Rappelons pourtant que le réchauffement climatique, qui fait l'objet de ce site et dont les effets commencent déjà à se faire sentir, menace gravement notre planète à brève échéance. Il est dû essentiellement aux émissions de gaz à effet de serre produit par la combustion des énergies fossiles (pétrole, gaz et charbon).

Parallèlement, les réserves connues de Pétrole et de Gaz vont très rapidement s'épuiser ( le gaz dans une soixantaine d'années et le pétrole dans quarante ans ). Même Georges W Bush vient de s'en rendre compte et a décidé de relancer la production du nucléaire aux Etats Unis. En outre, leur localisation ( au Moyen-Orient et en Russie ) et leur rareté vont fatalement accentuer, dans un futur proche, les risques de tension et de conflits.

Compte tenu de cette pénurie annoncée et de la lenteur de la mise en place des énergies renouvelables il est clair que pour l'ensemble des citoyens du monde, l'énergie en abondance et à bon marché, c'est fini.

Dans ce contexte et malgré les risques que cela comporte, le développement du nucléaire paraît inévitable. On peut craindre également une progression de l'usage du charbon , notamment dans les pays en voie de développement. Ceci provoquerait, malgré les accords de Kyoto, une augmentation des émissions de CO2 dans le monde.

 

L'Europe a dans ce cadre, une grande responsabilité.

L'augmentation brutale du baril de pétrole et la récente crise entre la Russie et l'Ukraine dans les livraisons de gaz ont mis en lumière la fragilité des économies européennes en matière énergétique.

Pourtant l'Europe, toujours plus "énergétivore, perd beaucoup de temps pour rechercher les moyens de répondre aux défis qui nous sont posés.

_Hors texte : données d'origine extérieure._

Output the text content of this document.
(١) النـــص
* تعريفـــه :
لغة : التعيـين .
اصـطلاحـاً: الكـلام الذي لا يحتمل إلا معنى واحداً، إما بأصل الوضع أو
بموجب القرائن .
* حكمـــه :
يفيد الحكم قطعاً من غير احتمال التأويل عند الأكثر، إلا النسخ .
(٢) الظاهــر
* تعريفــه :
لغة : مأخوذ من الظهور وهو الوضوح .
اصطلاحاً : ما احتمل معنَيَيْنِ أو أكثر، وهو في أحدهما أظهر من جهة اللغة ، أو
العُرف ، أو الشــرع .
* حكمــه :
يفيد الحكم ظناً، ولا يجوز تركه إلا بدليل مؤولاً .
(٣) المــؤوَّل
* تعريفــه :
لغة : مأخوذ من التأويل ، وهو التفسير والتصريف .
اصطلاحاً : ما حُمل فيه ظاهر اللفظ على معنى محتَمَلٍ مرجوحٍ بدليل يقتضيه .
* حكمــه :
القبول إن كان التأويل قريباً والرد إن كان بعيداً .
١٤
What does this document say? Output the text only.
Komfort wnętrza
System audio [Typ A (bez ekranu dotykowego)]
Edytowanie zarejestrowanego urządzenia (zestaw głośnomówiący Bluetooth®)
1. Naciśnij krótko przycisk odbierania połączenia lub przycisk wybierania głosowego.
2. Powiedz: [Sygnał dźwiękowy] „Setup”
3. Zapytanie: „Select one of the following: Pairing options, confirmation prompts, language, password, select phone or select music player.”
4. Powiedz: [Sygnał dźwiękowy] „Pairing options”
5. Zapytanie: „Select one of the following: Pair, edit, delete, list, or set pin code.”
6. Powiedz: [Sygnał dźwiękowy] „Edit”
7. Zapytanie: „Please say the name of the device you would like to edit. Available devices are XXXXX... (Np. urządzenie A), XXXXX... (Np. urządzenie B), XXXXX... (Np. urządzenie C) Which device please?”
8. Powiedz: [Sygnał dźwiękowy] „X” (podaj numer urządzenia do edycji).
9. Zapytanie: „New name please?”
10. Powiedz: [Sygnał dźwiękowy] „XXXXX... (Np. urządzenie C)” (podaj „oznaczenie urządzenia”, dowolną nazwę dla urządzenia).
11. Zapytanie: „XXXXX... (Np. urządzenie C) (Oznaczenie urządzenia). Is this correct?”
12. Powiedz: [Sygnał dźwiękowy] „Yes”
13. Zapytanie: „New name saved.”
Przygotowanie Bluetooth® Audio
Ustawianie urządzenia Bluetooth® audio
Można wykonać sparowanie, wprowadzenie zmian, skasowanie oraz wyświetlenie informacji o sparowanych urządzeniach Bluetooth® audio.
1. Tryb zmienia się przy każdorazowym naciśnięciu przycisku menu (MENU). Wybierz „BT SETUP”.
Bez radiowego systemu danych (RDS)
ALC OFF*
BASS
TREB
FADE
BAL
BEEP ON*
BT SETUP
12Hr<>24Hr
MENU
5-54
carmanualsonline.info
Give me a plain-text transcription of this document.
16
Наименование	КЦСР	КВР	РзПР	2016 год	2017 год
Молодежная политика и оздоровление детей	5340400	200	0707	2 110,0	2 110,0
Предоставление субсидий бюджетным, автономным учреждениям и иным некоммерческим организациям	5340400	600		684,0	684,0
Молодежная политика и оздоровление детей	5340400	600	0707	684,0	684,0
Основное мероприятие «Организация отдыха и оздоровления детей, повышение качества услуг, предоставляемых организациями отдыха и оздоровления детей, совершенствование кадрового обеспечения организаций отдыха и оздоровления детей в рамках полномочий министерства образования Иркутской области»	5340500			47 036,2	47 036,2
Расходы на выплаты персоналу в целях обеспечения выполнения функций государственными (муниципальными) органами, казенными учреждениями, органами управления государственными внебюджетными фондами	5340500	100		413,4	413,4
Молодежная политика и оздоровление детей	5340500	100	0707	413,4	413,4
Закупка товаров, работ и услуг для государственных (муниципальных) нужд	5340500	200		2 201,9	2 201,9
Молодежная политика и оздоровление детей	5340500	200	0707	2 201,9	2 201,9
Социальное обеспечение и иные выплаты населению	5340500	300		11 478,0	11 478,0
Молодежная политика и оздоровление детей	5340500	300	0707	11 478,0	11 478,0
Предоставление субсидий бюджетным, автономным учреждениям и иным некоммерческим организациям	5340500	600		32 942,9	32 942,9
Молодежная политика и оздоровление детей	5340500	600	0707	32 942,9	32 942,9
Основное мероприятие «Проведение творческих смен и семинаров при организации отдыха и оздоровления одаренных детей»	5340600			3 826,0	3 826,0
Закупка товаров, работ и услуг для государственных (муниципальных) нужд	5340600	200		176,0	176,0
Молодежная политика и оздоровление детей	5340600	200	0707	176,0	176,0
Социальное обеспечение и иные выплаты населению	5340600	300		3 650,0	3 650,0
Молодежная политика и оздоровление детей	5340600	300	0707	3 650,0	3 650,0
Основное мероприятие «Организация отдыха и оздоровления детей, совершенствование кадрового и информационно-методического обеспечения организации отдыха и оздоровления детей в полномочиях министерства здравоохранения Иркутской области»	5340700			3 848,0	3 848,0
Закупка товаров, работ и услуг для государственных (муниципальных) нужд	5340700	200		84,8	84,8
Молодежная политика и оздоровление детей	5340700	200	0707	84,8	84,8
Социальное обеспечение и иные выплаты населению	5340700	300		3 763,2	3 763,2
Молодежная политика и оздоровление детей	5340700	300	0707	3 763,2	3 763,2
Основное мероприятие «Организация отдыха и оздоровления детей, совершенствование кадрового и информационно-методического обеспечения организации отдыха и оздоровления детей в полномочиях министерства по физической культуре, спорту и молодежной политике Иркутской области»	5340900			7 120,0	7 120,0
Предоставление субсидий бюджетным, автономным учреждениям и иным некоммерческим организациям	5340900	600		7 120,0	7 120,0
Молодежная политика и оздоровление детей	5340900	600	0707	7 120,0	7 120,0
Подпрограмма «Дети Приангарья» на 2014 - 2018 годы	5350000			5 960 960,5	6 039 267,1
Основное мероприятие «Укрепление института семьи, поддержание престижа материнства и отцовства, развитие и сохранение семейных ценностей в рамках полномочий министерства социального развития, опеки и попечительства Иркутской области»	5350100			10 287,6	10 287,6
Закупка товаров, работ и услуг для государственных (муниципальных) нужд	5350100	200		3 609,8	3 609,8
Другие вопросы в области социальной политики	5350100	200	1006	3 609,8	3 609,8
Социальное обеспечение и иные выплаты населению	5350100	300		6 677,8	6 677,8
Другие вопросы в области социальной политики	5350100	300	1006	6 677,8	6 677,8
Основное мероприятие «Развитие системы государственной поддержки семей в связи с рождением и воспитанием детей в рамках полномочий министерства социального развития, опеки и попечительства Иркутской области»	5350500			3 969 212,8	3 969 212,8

Elle vient enfin de se décider, en publiant le 8 mars 2006 un livre vert sur l'énergie et en réunissant les Chefs d'Etat sur le sujet le 21 mars, à ouvrir le débat sur une politique européenne de l'énergie.

Cette lenteur dans la mise en œuvre d'une action européenne commune résulte en fait de la sérieuse contradiction dans laquelle la très libérale UE est empêtrée : poursuite du processus d'ouverture à la concurrence ou mise en place d'une politique directive visant à favoriser l'efficacité énergétique, à instaurer une régulation du marché et à garantir la sécurité de l'approvisionnement.

Aujourd'hui, l'offre communautaire d'énergie couvre à peine la moitié de ses besoins et, sans un changement fondamental de la politique énergétique européenne, ce taux de dépendance extérieure risque de passer à 70 % d'ici à 2030 avec une accentuation du poids des combustibles fossiles.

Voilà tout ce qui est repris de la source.